Saturday, August 6, 2022

The struggle continues: Zheng and Zhang (2016) Pt. 4

Let's focus on Study 1 of Zheng and Zhang (2016). It should have been fairly simple, at least in terms of data reporting. However it happened, the authors honed into two video games that they thought were equivalent in terms of any confound aside from violent content, and merely needed to run a pilot study to demonstrate that they could back that up with solid evidence. It should have been a slam-dunk.

Not so fast.

The good news is that, unlike Study 2, the analyses of the age data are actually mathematically plausible. That's swell. I noticed that the authors had some Likert-style questions to rate the games on a variety of dimensions, which makes sense. The scaling was reported to be on a 1 to 5 scale, in which 1 meant very low and 5 meant very high for each dimension. My intention was to focus on Tables 1 and 2. If a 1 to 5 Likert scale was used for each of the items used to rate the games, there were some problems. One glaring problem is that there is no way that there could be means above 5. And yet, for Violent Content and Violent Images dimensions, the mean was definitely above 5 in each case. That does not compute. I have no idea what scaling was used on the questionnaires actually used. I can perhaps assume a 1 to 7 Likert scale. Certainly doing so would make some means and standard deviations that seemed mathematically impossible seem at least with in the realm of plausibility. But there is no way to know. We do not have the data. We do not have any of the materials and protocols. We have to take everything on faith. I had intended to have a set of images of SPRITE analyses on Table 1 and Table 2, but didn't see the point. 

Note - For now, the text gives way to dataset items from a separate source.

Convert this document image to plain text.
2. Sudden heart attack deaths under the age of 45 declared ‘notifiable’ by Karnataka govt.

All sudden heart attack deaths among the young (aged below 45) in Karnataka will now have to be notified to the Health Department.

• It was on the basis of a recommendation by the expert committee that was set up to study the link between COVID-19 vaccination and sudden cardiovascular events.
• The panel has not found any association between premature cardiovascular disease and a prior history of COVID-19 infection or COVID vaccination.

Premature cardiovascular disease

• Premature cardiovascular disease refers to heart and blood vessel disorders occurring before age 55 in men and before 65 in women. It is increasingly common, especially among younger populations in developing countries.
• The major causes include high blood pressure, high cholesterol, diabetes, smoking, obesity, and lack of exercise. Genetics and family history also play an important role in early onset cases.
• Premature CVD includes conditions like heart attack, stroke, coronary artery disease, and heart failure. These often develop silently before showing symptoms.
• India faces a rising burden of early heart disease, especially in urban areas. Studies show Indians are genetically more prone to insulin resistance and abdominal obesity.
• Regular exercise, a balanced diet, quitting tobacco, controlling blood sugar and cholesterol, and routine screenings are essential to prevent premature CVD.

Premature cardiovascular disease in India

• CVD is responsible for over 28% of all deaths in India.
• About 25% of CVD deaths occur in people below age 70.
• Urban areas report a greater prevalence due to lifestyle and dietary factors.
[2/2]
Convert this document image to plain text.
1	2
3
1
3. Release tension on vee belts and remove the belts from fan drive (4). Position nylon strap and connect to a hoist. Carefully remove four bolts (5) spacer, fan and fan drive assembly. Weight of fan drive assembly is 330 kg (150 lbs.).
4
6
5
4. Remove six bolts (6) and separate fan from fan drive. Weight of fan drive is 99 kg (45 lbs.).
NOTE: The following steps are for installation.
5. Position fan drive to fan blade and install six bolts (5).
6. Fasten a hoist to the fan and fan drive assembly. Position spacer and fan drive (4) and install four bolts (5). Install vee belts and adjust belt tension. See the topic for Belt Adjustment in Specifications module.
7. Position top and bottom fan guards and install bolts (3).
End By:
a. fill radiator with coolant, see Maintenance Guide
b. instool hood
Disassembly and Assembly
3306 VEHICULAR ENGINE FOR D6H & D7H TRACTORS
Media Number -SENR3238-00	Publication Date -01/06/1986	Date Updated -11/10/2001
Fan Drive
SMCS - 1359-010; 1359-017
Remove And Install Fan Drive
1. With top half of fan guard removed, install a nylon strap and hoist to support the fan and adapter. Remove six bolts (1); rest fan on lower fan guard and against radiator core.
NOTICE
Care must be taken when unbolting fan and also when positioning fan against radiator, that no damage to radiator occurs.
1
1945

Then we have the usual problem with degrees of freedom. With a 2x2 mixed ANOVA, with game type as a repeated measure and "gender" as a between-subjects factor, the degrees of freedom would not have deviated much from the sample size of 220. I think we can all agree with that. Degrees of freedom below 100 would be impossible. And yet the analyses reported do just that. It does not help much that Table 1 is mislabeled as t-test results. If we assumed paired sample t-tests, degrees of freedom for each item would have been 219. Again, the reported degrees of freedom do not compute.

What I can say with some certainty is that Zheng and Zhang (2016) should not be included in any meta-analysis addressing violent video games and aggression or media violence and aggression. My efforts to address some of these issues with the editorial staff never went very far. It's so funny how problems with a published paper lead editorial staff to go on vacation. I get it. I'd rather be out of town and away from email contact when someone emails (with evidence) concerns about a published paper. Unfortunately, if the data and analyses cannot be trusted, we have a problem. This is precisely the sort of paper that, once published, ends up included in meta-analyses. Meta-analysts who would rather exclude findings that are, at best, questionable will be pressured to include such papers anyway. How much that biases the overall findings is clearly a concern. And yet the attitude seems to be to let it go. The attitude is that the status quo is sufficient. One flawed study surely could not hurt that much? We simply don't know. The same lab persisted, with samples of over 3,000, to publish research relevant to media violence researchers. Several of those papers ended up retracted. Others probably should have been, but probably won't due to whatever political reasons one might imagine. 

All I can say is the truth is there. I've tried to lay it out. If someone wants to run with it and help make our science a bit better, I welcome you and your efforts.